In this study, Parascreen was unable to detect three microscopically confirmed falciparum malaria samples with parasitaemia ranging from 112 to 2,600 parasites/uL. This might be caused by the degradation of HRP-2 target antigen as the study was carried out with archived samples. Intraspecies sequence variation [29], deletions or mutations of HRP-2 gene [30, 31] among different P. falciparum isolates could also account for false negative tests. The extent of HRP-2 variations in Bangladesh is currently unknown, however variations or deletions in HRP-2 have been reported recently from India, [31] as well as some African countries [30, 32]. In this study, three P. falciparum samples showed no HRP-2 test line but Pan specific test line, thus considered as P. vivax, as other types of malaria were absent in the study samples.
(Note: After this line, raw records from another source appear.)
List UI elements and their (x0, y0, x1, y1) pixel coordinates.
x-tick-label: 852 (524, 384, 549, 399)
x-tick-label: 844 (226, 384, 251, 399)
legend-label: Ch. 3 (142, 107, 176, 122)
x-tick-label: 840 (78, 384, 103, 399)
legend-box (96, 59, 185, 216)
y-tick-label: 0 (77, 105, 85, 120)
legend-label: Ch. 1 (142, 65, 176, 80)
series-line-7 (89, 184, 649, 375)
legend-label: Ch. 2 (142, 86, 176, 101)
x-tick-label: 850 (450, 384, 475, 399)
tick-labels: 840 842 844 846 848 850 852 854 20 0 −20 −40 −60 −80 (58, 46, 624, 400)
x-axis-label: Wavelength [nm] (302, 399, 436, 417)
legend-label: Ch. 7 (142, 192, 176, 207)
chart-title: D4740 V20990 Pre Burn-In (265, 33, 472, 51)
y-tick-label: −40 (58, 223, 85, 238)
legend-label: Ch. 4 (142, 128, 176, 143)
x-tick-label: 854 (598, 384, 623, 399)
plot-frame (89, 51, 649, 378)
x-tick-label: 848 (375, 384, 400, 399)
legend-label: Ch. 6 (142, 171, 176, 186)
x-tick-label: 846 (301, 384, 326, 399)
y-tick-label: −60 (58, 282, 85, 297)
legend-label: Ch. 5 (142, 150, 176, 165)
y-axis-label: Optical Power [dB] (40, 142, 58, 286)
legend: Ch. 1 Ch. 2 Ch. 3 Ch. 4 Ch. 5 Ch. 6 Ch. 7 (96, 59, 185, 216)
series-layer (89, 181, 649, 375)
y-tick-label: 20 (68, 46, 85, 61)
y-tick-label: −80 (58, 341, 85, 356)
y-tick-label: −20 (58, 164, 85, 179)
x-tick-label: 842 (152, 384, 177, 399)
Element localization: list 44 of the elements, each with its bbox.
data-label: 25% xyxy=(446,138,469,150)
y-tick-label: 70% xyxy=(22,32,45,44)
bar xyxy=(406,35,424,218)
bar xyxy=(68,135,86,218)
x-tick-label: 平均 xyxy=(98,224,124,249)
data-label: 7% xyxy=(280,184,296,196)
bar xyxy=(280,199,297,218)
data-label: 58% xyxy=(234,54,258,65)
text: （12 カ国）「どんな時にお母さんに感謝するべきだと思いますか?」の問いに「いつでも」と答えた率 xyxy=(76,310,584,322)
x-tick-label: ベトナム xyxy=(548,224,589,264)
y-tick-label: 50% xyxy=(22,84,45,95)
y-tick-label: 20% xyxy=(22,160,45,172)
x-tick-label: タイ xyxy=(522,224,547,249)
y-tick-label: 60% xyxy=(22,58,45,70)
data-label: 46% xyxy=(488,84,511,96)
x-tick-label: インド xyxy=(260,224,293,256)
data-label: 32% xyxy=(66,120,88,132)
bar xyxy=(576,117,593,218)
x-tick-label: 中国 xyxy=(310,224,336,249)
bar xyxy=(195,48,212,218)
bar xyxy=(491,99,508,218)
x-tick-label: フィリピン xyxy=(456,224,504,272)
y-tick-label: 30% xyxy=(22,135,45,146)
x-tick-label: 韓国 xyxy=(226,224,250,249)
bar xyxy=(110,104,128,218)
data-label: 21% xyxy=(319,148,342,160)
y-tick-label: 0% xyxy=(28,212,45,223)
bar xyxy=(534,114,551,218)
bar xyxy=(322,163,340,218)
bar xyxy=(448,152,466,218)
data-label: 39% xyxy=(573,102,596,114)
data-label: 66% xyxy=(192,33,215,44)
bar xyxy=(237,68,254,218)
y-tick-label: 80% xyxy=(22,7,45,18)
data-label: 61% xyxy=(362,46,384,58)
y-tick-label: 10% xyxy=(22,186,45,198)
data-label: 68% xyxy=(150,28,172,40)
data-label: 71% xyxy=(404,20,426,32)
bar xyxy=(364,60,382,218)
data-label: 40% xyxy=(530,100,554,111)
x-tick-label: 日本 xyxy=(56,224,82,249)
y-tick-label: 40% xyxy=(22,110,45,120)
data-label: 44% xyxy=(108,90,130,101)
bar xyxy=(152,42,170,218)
The intraspecies variation, mutation or deletions in the HRP-2 gene can cause non-expression of HRP-2 [30] which may explain this. Parascreen identified three P. vivax-positive samples with parasitaemia ranging from 16 to 200 parasites/uL as negative. This might be due to low pLDH level, as pLDH level is directly proportional to parasitaemia [33]. In many studies, a reduced sensitivity for non-falciparum malaria detection, compared to falciparum detection, in combined HRP-2/pLDH RDTs has also been reported [5, 6, 11, 26].

As all four malarial parasites co-exist in the Bangladesh-India-Myanmar border area, an important criterion for selection of an appropriate RDT is the capability to detect all types of malaria. It is advantageous to use Pf/Pan RDTs which can do so. The high predictive values for Parascreen indicate that it is able to detect true malaria cases as well as ruling out non-malaria cases. High sensitivity, specificity and predictive values for Parascreen present it as a viable alternative for malaria diagnostics in Bangladesh-India-Myanmar border areas where malaria is endemic.

The absence of P. malariae and P. ovale samples in this study restricts the findings to the detection performance of falcipaum and vivax malaria. The inclusion of P. malariae and P. ovale in the study samples is needed to assess non-falciparum malaria detection performance.

Conclusion

Parascreen showed acceptable performance for falciparum as well as vivax malaria diagnosis in standard experimental conditions. It can be employed in resource-limited settings to diagnose all types of human malaria.